My friends will tell you that I’ve always been a real positive person. My wife says it’s sometimes difficult to live with somebody who’s always in a good mood. I try to find a solution to a problem versus letting it drag out. I don’t sweat the small stuff, that’s for sure.
Would you say that your positive attitude has been the most important thing while going through treatments? What has kept you going?
I’d say the confidence that I have in the Robert H. Lurie Cancer Center. The team there is awesome. They’re just all really amazing people and I trust them unconditionally.
But, I would also say just educating myself has been real important. I try to get to my CTs before anybody else does because I want to read them and see what’s going on. I read all my blood work too. I’m very engaged in what’s going on with my health.
And, I would say my attitude has a lot to do with it. Does my attitude make a difference on my prognosis? Probably not. I don’t think it’s mind over matter, but who knows. At least I’m happy right now.
I heard that you’re really into snowmobiling and all sorts of outdoor activities. Have you been able to remain active throughout your treatments?
When I had my radiation treatment I was required to be sequestered from people for eight days. I couldn’t be any closer than three feet from adults and 15 feet from teenagers and young people. And with babies, not even in the same room, because I was giving off so much radiation.

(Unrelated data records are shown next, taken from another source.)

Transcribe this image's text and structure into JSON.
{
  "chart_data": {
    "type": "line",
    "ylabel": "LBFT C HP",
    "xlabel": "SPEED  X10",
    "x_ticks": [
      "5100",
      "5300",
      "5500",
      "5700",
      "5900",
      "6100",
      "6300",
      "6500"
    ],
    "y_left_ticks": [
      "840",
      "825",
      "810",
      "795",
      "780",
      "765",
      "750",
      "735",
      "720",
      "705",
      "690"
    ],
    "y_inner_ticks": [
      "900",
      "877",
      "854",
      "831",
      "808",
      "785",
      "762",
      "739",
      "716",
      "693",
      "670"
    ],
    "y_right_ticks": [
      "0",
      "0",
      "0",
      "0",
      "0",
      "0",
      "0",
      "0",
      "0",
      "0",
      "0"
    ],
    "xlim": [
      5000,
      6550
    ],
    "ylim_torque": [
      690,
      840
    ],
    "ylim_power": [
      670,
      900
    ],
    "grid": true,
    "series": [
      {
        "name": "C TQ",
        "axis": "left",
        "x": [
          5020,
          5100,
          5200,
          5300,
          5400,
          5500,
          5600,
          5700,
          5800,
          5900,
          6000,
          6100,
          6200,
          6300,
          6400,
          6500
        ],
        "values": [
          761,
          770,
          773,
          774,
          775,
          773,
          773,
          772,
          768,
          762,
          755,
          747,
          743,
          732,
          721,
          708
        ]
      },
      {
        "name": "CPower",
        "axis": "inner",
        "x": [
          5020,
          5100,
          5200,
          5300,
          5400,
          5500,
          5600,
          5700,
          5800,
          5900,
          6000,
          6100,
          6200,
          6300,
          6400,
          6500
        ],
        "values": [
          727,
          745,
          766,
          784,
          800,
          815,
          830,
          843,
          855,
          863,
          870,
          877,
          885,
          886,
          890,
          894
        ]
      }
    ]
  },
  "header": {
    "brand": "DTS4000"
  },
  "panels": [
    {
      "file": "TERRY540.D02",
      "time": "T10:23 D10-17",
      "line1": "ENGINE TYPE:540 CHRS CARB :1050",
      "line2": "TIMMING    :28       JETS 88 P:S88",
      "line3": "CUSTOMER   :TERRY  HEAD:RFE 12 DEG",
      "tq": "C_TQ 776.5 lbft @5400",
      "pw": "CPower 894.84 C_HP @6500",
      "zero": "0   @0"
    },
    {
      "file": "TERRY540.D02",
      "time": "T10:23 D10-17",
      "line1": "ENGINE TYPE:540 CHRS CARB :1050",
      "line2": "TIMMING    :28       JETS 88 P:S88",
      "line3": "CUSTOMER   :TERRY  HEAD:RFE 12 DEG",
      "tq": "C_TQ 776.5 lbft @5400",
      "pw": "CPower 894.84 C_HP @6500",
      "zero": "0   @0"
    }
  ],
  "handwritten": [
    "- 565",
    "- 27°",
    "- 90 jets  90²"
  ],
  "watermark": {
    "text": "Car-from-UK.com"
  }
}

A bunch of buddies and I have an apartment in the Western Upper Peninsula of Michigan that we rent all winter long. So, I would go up there and work and snowmobile. After my last treatment, I needed a summer sport, so I bought a Harley. I’ve had many motorized hobbies all my life, but I really wanted to buy something that I can use all summer long.
I’ve put 2,000 miles on snowmobile trails this season and I’ve probably got 800 miles on my bike already this year.
Tell me about your saying, “Eat life otherwise life will eat you.”
My son was probably 13 when he said that to me. You eat life or life eats you. I don’t sit around and wait for things to happen. I’m a very social person. I would much rather throw a big party than have a quiet picnic, but I am beginning to understand how calm would be good for me too.
How has going to the survivors’ walk been for you?
I think it’s amazing that so many survivors get to come out on that day and take a break from treatment – take a break from cancer. It’s a celebration. There are no sad faces. Everybody’s really positive. It’s a great experience to be around that many survivors at one time and everybody seems to have such a great time.
What advice do you have for those who are battling cancer or who have loved ones who are?
I’m a huge proponent of educating myself about my particular type of cancer, but at the same time the Internet can just crush your spirits too, if you’re reading all the wrong stuff. I would say education, and maintaining a close relationship with your caregivers and your oncology team.
Initially cancer is extremely overwhelming until you have an idea of what to expect. Finding a cancer mentor would be one of the most important things you can do. When I was diagnosed I got involved in a Carcinoid website. It helped out a lot actually talking to somebody who’s gone through it.
I would also say, get involved with clinical trials, any opportunity you can. They are so important – not only what they can do for you, but for research. I hate the cliché, “I got cancer for a reason.” But, getting involved in clinical trials – I don’t think there are many things that are much more important than that.
Any other words of wisdom?
It’s not an individual effort. It’s a team sport. Let people help you.